Un altro studio condotto in Irlanda ha invece dimostrato che la maggioranza delle 57 donne coinvolte, pur avvertendo il peso della pressione sociale, non metteva in atto comportamenti dannosi per dimagrire. In particolare, i dati ottenuti hanno evidenziato come molti giudizi negativi provenissero da altre donne: amiche, colleghe, familiari.

Questi dati sono ancora relativamente esigui ma già evidenziano l’importanza di approfondire il tema.

Pregoressia, conclusioni

Come facilmente intuibile, un disturbo del comportamento alimentare in gravidanza può incidere negativamente sulla salute della madre e del bambino, sia prima che dopo la nascita.
Di pregoressia si parla poco e si fa fatica a distinguerla dal capriccio della donna incinta che si vede grassa. Alcune pazienti degli studi sopra citati riferivano persino di ricevere complimenti per la loro forma fisica, anche da personale ospedaliero, nonostante l’evidente stato di malnutrizione.

Dopo il parto le pressioni sociali aumentano: la donna deve sin da subito sentirsi madre e rivestire il suo nuovo ruolo in maniera impeccabile, ovviamente in aggiunta con quelli che già riveste. Se ha già avuto altri figli, deve mostrare di saperli gestire, insieme alla casa; deve continuare a essere compagna, figlia, amica, lavoratrice.

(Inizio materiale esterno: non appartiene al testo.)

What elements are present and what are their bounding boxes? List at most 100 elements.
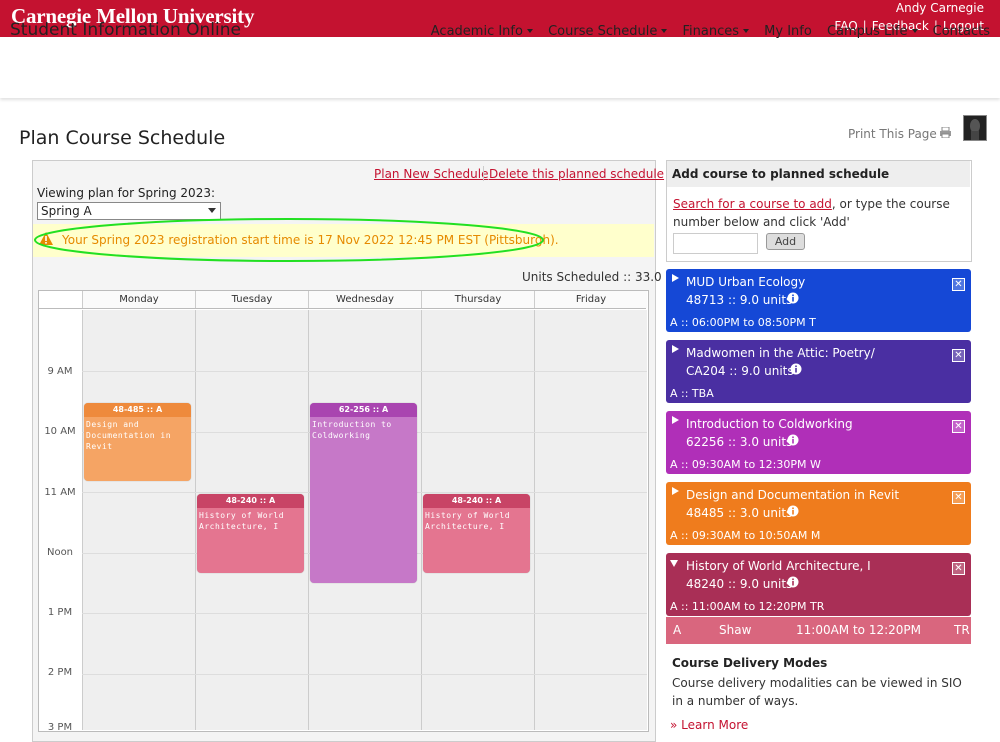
time-label: 3 PM [47,722,73,733]
course-title: History of World Architecture, I [686,559,871,573]
select-value: Spring A [41,204,92,218]
print-page-link[interactable]: Print This Page [848,127,937,141]
nav-label: Course Schedule [548,24,658,39]
course-title: MUD Urban Ecology [686,275,806,289]
units-scheduled: Units Scheduled :: 33.0 [522,270,662,284]
hour-line [82,371,647,372]
close-icon[interactable]: ✕ [952,420,965,433]
time-label: 1 PM [47,607,73,618]
course-units: 48485 :: 3.0 units [686,506,793,520]
add-course-button[interactable]: Add [766,233,805,250]
course-card-ca204[interactable]: Madwomen in the Attic: Poetry/ CA204 :: … [666,340,971,403]
hour-line [82,674,647,675]
event-title: History of World Architecture, I [425,511,511,531]
avatar-icon [970,119,980,140]
close-icon[interactable]: ✕ [952,349,965,362]
course-card-62256[interactable]: Introduction to Coldworking 62256 :: 3.0… [666,411,971,474]
delivery-modes-title: Course Delivery Modes [672,656,828,670]
expand-arrow-icon[interactable] [672,487,679,495]
event-code: 62-256 :: A [310,403,417,417]
time-label: 10 AM [44,426,76,437]
day-header-wednesday: Wednesday [308,291,421,308]
section: A [673,623,682,637]
event-title: Design and Documentation in Revit [86,420,172,451]
nav-course-schedule[interactable]: Course Schedule [548,24,668,39]
app-title[interactable]: Student Information Online [10,20,241,40]
calendar-event-48240-thu[interactable]: 48-240 :: A History of World Architectur… [423,494,530,573]
nav-bar [0,37,1000,98]
calendar-event-62256[interactable]: 62-256 :: A Introduction to Coldworking [310,403,417,583]
nav-contacts[interactable]: Contacts [933,24,990,39]
time-label: Noon [46,547,74,558]
day-header-thursday: Thursday [421,291,534,308]
event-code: 48-240 :: A [197,494,304,508]
printer-icon[interactable] [940,127,951,138]
info-icon[interactable] [787,505,799,517]
search-course-link[interactable]: Search for a course to add [673,197,832,211]
section-days: TR [954,623,970,637]
course-card-48485[interactable]: Design and Documentation in Revit 48485 … [666,482,971,545]
course-number-input[interactable] [673,233,758,254]
event-title: Introduction to Coldworking [312,420,392,440]
calendar-event-48485[interactable]: 48-485 :: A Design and Documentation in … [84,403,191,481]
caret-down-icon [911,29,918,33]
collapse-arrow-icon[interactable] [670,560,678,567]
caret-down-icon [661,29,668,33]
viewing-plan-label: Viewing plan for Spring 2023: [37,186,216,200]
user-name: Andy Carnegie [895,1,984,15]
add-course-title: Add course to planned schedule [672,167,890,181]
course-time: A :: 11:00AM to 12:20PM TR [670,600,825,613]
nav-label: Campus Life [826,24,908,39]
expand-arrow-icon[interactable] [672,274,679,282]
day-column [82,310,195,730]
nav-my-info[interactable]: My Info [764,24,812,39]
time-label: 2 PM [47,667,73,678]
day-column [534,310,647,730]
calendar-event-48240-tue[interactable]: 48-240 :: A History of World Architectur… [197,494,304,573]
time-label: 11 AM [44,487,76,498]
add-course-instructions: Search for a course to add, or type the … [673,195,965,231]
day-header-friday: Friday [534,291,647,308]
hour-line [82,613,647,614]
course-card-48713[interactable]: MUD Urban Ecology 48713 :: 9.0 units A :… [666,269,971,332]
course-title: Introduction to Coldworking [686,417,853,431]
nav-label: My Info [764,24,812,39]
caret-down-icon [743,29,750,33]
nav-academic-info[interactable]: Academic Info [431,24,533,39]
expand-arrow-icon[interactable] [672,416,679,424]
day-header-monday: Monday [82,291,195,308]
main-nav: Academic Info Course Schedule Finances M… [420,24,990,39]
nav-campus-life[interactable]: Campus Life [827,24,918,39]
course-title: Madwomen in the Attic: Poetry/ [686,346,875,360]
course-units: 48713 :: 9.0 units [686,293,793,307]
info-icon[interactable] [787,292,799,304]
course-time: A :: 09:30AM to 10:50AM M [670,529,821,542]
learn-more-link[interactable]: » Learn More [670,718,748,732]
instructor: Shaw [719,623,752,637]
course-units: 48240 :: 9.0 units [686,577,793,591]
course-time: A :: 06:00PM to 08:50PM T [670,316,816,329]
section-detail-row: A Shaw 11:00AM to 12:20PM TR [666,617,971,644]
course-title: Design and Documentation in Revit [686,488,900,502]
nav-finances[interactable]: Finances [683,24,750,39]
nav-label: Finances [682,24,740,39]
delivery-modes-text: Course delivery modalities can be viewed… [672,676,962,708]
delete-schedule-link[interactable]: Delete this planned schedule [489,167,664,181]
info-icon[interactable] [790,363,802,375]
course-time: A :: TBA [670,387,714,400]
course-units: 62256 :: 3.0 units [686,435,793,449]
expand-arrow-icon[interactable] [672,345,679,353]
close-icon[interactable]: ✕ [952,278,965,291]
close-icon[interactable]: ✕ [952,562,965,575]
close-icon[interactable]: ✕ [952,491,965,504]
info-icon[interactable] [787,576,799,588]
profile-photo[interactable] [963,115,987,141]
event-code: 48-485 :: A [84,403,191,417]
day-header-tuesday: Tuesday [195,291,308,308]
caret-down-icon [526,29,533,33]
event-code: 48-240 :: A [423,494,530,508]
plan-new-schedule-link[interactable]: Plan New Schedule [374,167,488,181]
info-icon[interactable] [787,434,799,446]
course-card-48240[interactable]: History of World Architecture, I 48240 :… [666,553,971,616]
divider [483,166,484,181]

Soprattutto in quest’ultimo caso, deve tornare a essere competitiva se non vuole perdere le sue mansioni o finire in secondo piano rispetto a donne più in forma di lei.
Quello che non viene quasi mai detto riguardo alle neo-mamme famose da copertina è che possono contare su uno stuolo di professionisti al loro servizio (parrucchieri, truccatori, trainer, governanti) e che si tratta di eccezioni alla regola.

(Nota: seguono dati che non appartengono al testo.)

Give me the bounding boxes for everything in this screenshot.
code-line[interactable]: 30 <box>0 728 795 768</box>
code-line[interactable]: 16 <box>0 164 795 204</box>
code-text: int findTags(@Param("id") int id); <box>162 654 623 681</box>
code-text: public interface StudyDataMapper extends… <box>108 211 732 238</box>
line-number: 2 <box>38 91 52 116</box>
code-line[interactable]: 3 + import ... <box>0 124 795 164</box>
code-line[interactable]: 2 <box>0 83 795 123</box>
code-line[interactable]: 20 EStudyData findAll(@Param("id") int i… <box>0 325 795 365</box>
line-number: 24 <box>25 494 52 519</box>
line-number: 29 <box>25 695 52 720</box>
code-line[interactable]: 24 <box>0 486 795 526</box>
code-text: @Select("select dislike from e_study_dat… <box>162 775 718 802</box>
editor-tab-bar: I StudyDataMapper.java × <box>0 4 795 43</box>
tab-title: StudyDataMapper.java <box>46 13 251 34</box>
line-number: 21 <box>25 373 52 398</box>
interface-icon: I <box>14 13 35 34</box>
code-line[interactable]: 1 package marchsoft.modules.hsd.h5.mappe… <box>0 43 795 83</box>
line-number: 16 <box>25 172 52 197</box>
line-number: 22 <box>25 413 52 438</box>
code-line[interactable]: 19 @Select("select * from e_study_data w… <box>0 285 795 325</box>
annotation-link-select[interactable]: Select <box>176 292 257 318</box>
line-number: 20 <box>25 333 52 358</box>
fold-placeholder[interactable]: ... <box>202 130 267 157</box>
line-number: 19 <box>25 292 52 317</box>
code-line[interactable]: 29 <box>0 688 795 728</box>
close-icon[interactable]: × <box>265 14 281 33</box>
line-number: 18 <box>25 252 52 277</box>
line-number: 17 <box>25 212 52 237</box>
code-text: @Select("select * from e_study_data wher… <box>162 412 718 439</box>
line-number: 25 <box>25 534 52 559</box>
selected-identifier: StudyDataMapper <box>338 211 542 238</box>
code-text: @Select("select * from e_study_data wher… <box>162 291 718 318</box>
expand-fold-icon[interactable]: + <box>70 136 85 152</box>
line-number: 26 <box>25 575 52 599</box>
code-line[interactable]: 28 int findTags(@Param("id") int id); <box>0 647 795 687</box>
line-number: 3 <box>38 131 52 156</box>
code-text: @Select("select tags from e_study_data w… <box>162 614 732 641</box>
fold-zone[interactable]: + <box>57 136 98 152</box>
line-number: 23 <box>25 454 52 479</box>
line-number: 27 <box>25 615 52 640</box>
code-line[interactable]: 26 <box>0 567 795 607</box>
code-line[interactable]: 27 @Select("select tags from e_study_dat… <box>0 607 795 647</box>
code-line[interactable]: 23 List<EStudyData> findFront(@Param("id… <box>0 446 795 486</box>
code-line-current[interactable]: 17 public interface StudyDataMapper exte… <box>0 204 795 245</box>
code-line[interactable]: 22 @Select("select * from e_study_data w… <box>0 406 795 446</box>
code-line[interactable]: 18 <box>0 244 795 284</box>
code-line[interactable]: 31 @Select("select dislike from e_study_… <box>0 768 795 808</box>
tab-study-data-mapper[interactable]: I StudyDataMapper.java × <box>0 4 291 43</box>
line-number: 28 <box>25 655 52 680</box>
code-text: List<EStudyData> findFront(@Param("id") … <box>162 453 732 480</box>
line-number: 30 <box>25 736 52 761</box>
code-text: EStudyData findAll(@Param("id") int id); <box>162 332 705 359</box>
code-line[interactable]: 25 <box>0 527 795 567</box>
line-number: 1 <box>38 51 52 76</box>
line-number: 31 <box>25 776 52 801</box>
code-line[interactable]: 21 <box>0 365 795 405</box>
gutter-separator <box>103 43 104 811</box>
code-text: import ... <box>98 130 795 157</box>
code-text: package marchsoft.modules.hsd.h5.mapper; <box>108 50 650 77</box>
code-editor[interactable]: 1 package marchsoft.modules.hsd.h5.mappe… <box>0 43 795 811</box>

Un disturbo alimentare in gravidanza, come la pregoressia può aumentare il rischio di una depressione post-partum, innescando un circolo vizioso per cui meno la donna sente di essere madre, più si sente colpevolizzata e meno si sente capace.

Chiedere aiuto, come per la tocofobia, è difficile a causa dello stigma per cui una donna incinta non può stare male, o meglio, ha il diritto di stare male solo in funzione del bambino. Anche in questo caso è importante approfondire i numeri di questo fenomeno e mettere in atto una serie di strategie preventive e di cura.